Colby Cosh finally gets to take a victory lap:
On Thursday the marijuana company Sundial Growers held a ribbon-cutting for its new grow-op in the Alberta town of Olds. I am not sure whether “grow-op” is an acceptable word in the new setting of giant legal cannabis cultivation facilities, but let’s stick with it, if only to call attention to the extraordinariness of what we are witnessing this month in Canada. The launch was held in a small office, and Sundial only received its cultivation licence from Health Canada on Sept. 14, but the first fruits of its pot business are already budding in a room nearby.
The company intends to have a 500,000-square-foot growing facility built in 2019, but its press release points out that it can add more space quickly. I might have been stopped short by the spectacle of the mayor and the (United Conservative) MLA rejoicing as a CEO explained the details of his craft weed business and remarked on plans for a “Sweet Jesus” varietal. But what really struck me is something the mayor said: When the company is up and fully running, he observed, it is going to hire 500 people in Olds, becoming the town’s largest single employer. Olds is, of course, home to Olds College, a century-old agriculture and food research institute: this was a major reason for the new marijuana industry to locate there.
How long ago would this scene — being played, as it is, in a naturally conservative part of the Alberta hinterland — have seemed like science fiction or parody? The Sundial facility is dwarfed by the 800,000-square-foot Aurora Sky factory, strategically located near Edmonton’s awkwardly remote international airport in the suburb of Nisku.
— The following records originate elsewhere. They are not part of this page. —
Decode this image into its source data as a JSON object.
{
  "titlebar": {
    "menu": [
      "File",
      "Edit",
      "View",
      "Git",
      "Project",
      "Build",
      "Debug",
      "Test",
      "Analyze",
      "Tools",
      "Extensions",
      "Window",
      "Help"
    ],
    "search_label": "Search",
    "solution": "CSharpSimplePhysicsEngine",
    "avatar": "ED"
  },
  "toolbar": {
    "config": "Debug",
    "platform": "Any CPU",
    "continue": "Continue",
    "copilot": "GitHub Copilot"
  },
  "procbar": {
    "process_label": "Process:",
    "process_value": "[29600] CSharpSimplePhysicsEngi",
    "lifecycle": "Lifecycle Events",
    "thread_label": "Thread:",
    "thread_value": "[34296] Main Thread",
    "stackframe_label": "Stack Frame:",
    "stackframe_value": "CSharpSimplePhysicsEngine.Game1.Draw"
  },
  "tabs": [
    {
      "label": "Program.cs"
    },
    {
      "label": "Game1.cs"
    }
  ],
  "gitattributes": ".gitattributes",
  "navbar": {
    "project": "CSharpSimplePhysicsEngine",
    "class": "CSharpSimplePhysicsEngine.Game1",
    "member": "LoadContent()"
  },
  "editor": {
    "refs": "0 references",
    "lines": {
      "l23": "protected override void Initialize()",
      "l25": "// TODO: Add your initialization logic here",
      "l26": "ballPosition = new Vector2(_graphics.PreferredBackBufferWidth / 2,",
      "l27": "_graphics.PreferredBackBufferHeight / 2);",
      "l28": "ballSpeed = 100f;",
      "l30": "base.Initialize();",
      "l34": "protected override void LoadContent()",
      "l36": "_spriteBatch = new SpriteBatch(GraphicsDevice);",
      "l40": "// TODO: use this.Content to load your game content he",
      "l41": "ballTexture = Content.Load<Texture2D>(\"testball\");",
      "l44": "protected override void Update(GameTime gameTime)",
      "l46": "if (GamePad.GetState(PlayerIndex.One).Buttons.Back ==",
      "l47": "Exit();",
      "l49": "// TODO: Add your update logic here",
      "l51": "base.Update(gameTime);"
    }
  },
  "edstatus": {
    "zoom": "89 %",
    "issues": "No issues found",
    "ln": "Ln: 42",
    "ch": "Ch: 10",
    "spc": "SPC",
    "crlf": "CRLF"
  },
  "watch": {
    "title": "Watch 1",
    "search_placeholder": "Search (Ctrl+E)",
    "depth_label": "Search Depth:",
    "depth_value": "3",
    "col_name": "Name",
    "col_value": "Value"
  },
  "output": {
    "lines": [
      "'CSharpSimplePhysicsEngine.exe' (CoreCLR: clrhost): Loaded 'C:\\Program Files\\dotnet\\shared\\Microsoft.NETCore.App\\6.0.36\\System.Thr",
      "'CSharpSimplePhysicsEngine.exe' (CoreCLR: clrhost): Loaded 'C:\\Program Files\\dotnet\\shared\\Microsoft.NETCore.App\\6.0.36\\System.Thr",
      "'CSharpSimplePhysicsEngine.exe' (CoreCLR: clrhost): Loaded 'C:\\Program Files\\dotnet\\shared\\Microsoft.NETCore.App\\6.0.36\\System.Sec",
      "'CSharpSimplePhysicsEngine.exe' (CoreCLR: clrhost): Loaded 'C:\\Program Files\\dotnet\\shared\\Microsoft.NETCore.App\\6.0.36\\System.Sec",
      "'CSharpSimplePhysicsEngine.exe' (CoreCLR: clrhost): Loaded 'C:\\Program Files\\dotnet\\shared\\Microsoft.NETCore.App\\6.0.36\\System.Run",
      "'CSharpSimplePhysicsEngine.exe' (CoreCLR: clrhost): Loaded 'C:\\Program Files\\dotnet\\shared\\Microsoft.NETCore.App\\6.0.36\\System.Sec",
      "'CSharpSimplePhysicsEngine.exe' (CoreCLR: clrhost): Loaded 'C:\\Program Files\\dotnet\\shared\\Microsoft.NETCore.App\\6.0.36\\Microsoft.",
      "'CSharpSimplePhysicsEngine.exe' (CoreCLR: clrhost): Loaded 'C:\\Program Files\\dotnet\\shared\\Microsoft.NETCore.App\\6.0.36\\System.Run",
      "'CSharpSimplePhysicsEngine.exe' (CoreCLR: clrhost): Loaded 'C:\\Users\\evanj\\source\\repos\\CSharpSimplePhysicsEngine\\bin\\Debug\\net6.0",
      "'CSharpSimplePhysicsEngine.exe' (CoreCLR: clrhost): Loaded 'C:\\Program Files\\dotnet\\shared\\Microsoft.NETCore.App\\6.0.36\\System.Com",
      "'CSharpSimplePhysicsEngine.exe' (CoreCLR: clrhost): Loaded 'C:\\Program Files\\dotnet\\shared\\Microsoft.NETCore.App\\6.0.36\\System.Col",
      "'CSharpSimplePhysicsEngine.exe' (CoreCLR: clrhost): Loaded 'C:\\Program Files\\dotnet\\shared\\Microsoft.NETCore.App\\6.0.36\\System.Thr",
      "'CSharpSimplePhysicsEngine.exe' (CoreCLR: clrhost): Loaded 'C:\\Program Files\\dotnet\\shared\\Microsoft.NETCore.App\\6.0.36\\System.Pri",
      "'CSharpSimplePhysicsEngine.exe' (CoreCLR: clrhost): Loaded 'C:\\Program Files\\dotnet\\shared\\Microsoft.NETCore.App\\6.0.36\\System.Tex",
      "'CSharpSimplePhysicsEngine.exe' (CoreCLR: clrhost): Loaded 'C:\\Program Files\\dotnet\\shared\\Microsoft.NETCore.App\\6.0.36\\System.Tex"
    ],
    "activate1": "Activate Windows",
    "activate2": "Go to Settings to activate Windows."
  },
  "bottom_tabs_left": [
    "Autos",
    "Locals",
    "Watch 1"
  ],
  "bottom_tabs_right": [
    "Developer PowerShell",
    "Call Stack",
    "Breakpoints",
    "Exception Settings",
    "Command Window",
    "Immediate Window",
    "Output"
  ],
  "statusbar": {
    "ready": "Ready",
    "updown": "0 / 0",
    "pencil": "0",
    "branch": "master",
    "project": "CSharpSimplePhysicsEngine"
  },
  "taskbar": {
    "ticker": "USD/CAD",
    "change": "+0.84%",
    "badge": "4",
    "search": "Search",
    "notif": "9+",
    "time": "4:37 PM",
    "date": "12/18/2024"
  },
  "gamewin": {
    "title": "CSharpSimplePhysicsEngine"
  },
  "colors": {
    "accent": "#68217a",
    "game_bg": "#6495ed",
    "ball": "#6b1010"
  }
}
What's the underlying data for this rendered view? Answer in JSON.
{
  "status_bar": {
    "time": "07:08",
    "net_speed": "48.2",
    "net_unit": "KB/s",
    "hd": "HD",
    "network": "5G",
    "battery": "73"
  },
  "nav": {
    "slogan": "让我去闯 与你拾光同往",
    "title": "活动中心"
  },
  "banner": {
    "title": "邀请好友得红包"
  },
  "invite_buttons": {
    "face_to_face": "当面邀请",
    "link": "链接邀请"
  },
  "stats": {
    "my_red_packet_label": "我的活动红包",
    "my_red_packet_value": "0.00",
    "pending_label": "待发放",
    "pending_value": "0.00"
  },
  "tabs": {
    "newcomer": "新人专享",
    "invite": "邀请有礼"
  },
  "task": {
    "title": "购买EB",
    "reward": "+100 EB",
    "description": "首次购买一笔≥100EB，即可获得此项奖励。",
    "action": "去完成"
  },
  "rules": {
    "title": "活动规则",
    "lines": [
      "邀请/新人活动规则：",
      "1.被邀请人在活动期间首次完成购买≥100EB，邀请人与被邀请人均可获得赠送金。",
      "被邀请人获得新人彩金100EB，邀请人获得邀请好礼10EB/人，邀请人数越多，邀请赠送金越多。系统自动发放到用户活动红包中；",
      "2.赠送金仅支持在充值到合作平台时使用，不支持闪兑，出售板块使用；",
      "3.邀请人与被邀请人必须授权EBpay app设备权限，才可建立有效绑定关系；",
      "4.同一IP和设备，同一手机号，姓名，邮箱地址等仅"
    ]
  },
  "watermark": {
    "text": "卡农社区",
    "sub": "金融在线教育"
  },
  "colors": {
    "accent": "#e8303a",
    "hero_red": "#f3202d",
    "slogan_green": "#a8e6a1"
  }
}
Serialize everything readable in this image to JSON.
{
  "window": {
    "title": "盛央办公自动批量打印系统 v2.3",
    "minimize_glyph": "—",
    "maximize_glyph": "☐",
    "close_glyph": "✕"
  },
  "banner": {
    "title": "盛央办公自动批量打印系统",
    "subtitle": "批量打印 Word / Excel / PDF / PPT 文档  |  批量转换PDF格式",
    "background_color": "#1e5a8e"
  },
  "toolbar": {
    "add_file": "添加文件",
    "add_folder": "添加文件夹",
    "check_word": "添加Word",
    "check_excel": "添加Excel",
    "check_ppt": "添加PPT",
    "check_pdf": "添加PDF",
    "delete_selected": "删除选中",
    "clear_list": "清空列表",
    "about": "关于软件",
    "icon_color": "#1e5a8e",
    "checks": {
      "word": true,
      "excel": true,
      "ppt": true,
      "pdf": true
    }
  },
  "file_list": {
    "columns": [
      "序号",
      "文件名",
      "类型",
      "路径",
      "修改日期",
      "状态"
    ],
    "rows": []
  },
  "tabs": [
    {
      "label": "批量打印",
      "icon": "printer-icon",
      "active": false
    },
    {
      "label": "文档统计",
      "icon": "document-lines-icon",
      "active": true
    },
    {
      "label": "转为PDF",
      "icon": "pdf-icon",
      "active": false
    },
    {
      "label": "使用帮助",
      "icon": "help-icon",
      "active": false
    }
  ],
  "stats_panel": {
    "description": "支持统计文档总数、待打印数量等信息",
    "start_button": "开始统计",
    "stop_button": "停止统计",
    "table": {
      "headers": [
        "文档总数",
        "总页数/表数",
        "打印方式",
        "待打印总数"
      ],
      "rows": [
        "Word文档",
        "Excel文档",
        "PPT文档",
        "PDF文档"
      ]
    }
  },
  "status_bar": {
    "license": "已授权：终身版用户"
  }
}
Everyone who has ever tried to flee Edmonton or come to it through that airport has complained about its preposterous distance from the capital’s downtown, but this turns out to have an unimagined advantage. You can build a spacious agri-pharmaceutical facility at low cost practically next to the runway, establish an ultra-secure, ultra-short supply chain, and presto hemp-o: overnight response to a worldwide medical market for cannabis products becomes a snap.
I am someone who is entitled to a victory lap for having insisted years ago that we were not, as a country, properly imagining the dimensions of a legally unleashed cannabis industry. We had no idea how much economic activity was being annihilated by a perverse, illogical feature of criminal law. Maybe it is time, as Finally Doing The Obvious Thing Day nears, for me to take that victory lap.